Authors: Shakya Karuna L, Shrestha Naveen, Shrestha Amogha, Onta Sharad R
Int J Clin and Biomed Res 2015; 1 (2):| 12-18 | Full Text PDF
Background: Low birth weight (LBW) in developing countries are mainly due to preterm delivery and intrauterine growth retardation. Among other causes of low birth weight, maternal factors are predominant. Aim: This study aimed to identify how strongly maternal risk factors associated to low birth weight. Method and Materials: The study used cohort prospective design among 700 pregnant women attended in antenatal care outdoor patient in Paropakar Maternity Women’s hospital with 6 months follow up. Results: Among 700 respondents, 23 (3%) were lost in follow up. Out of 677 mothers, 151 (22%) gave birth of LBW. The mean birth weight was 2724gm. The mean maternal weight was 48kg, height was150cm and BMI was 21.2kg/m2. The cumulative incidence of LBW in the cohort was 22%. Mothers with weight <45kg had 11 times higher risk of giving of LBW babies (RR=10.92, CI:7.90-15.08); BMI <18.5kg/m2 had 3 times higher risk of giving LBW babies (RR=3.08, CI:2.30-4.12).

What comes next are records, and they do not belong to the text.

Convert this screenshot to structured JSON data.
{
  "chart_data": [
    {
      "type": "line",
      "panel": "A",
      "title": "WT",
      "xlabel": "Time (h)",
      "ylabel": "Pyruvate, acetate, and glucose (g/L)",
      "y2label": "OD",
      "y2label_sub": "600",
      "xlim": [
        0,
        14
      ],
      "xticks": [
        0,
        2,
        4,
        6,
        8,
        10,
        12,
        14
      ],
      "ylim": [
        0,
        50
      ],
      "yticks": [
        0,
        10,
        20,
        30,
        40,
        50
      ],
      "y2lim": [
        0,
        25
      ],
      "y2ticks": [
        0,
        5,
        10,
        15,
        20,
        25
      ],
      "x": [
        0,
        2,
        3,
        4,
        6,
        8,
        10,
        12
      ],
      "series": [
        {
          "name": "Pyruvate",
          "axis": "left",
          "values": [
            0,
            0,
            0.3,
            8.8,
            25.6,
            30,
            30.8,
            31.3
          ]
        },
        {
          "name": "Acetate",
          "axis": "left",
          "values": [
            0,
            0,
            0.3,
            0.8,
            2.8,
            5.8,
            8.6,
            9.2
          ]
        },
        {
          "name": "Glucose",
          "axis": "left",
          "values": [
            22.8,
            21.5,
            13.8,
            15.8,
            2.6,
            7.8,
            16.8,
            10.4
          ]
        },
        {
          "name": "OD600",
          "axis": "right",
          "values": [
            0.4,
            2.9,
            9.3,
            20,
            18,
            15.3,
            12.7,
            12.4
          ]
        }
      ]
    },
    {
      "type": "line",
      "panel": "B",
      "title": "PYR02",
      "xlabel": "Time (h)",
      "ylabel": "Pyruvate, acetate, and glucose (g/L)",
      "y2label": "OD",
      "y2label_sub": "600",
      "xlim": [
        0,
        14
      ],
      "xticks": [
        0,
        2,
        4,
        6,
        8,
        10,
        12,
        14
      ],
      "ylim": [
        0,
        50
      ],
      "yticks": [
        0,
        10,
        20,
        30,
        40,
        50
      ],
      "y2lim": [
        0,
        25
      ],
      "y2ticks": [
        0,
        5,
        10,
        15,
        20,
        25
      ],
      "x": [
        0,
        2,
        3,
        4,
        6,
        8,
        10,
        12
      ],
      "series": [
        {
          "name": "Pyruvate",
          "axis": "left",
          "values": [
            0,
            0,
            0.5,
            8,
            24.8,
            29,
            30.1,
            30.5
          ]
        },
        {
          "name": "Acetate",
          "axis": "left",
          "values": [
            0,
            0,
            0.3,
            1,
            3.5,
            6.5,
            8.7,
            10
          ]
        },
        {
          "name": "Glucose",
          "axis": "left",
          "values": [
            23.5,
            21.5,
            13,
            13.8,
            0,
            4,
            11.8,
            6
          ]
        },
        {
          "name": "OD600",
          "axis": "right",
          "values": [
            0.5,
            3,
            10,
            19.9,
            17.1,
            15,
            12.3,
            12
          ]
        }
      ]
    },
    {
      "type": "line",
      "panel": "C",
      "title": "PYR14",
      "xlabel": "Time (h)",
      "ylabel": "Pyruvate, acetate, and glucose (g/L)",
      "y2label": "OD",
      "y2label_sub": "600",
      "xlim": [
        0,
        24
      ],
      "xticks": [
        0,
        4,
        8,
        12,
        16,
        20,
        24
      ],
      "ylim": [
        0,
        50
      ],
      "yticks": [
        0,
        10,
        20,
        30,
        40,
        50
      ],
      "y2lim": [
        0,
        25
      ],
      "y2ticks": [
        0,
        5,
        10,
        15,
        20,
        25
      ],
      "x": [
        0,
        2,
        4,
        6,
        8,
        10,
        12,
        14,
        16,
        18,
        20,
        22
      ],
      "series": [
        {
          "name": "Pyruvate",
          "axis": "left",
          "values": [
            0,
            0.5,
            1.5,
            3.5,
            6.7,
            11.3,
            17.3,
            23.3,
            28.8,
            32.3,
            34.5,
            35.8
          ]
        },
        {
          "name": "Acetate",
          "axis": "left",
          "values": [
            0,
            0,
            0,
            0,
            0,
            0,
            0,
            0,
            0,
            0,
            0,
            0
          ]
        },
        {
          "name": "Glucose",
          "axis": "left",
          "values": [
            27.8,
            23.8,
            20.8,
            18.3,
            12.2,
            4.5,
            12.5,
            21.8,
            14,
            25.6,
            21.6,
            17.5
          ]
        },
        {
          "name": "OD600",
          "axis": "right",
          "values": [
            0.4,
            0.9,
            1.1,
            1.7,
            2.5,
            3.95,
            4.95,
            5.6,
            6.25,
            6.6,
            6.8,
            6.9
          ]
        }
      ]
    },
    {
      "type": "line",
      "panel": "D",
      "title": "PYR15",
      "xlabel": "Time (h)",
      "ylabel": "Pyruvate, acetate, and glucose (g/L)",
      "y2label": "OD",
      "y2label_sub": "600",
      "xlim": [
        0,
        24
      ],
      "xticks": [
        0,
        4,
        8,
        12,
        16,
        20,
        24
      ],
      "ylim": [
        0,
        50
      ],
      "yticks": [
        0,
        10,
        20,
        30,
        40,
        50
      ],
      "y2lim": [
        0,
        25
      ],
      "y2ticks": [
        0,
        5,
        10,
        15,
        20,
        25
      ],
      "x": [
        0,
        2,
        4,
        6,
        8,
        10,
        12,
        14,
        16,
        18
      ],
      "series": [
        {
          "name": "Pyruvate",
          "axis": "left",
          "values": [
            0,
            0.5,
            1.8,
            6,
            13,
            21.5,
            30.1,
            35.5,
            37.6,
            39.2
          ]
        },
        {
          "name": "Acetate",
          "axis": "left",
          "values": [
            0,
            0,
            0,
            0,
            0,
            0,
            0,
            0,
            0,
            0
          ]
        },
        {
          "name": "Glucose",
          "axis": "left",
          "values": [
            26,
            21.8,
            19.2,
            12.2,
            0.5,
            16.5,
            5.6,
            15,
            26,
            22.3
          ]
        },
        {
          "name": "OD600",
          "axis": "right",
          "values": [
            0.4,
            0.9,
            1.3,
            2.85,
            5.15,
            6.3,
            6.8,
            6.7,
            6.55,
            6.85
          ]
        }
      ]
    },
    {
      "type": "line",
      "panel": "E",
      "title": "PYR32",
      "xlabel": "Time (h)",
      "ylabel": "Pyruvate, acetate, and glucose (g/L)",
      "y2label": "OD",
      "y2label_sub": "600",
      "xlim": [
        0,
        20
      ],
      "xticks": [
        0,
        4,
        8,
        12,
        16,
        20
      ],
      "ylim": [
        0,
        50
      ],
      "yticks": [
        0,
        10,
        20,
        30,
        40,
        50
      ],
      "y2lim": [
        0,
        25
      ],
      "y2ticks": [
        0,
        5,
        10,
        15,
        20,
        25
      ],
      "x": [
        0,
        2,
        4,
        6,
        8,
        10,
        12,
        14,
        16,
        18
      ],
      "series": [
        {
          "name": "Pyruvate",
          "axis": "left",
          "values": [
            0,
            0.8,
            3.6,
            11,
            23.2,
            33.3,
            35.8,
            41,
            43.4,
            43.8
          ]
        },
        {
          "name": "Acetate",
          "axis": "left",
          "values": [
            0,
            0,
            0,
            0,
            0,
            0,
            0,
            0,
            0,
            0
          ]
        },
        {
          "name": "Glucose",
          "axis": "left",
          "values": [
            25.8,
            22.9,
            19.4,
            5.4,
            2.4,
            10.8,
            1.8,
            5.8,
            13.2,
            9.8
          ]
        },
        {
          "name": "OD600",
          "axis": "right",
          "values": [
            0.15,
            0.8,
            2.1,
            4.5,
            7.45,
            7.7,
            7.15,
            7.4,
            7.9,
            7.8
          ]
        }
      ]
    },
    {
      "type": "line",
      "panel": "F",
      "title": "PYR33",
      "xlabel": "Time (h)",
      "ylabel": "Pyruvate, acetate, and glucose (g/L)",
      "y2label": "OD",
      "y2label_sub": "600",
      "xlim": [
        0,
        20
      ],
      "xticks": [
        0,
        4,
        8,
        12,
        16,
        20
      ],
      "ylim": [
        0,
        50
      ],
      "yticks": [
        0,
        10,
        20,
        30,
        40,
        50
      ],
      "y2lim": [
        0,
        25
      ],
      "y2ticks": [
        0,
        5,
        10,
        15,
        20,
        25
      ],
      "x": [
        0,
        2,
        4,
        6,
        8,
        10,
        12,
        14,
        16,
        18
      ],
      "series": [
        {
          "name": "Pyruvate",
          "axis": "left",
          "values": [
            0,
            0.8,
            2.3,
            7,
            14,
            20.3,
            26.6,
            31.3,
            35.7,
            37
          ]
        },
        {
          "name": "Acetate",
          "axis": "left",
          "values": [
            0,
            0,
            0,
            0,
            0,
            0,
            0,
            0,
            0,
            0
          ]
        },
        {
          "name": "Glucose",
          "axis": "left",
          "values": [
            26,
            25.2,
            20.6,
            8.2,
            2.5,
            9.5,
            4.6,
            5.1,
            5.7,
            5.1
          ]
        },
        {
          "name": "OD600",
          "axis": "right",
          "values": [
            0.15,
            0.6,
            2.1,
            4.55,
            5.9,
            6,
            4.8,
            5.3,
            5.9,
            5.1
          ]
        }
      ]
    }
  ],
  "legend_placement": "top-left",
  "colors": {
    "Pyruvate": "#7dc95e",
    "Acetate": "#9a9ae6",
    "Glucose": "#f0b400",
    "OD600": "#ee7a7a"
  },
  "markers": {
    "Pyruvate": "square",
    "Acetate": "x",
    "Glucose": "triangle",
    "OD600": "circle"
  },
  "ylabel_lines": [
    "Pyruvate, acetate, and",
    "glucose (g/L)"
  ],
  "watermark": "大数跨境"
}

Mothers without having past history of LBW, and preterm delivery were 0.3 times, and 0.44 times chances of giving LBW babies respectively. There are positive association of LBW with primigravida (RR=1.09), and primiparity (RR=1.41), however, it could not reach statistically significant. Conclusion: The study concluded that maternal weight <45kg is the strongest risk factor for LBW. Other maternal risk factors were weight <45kg, BMI<18.5kg/m2, mothers without past history of LBW, and preterm are also statistically significant to LBW.
KEYWORDS: Low birth weight, cohort, hospital-based, maternal anthropometry.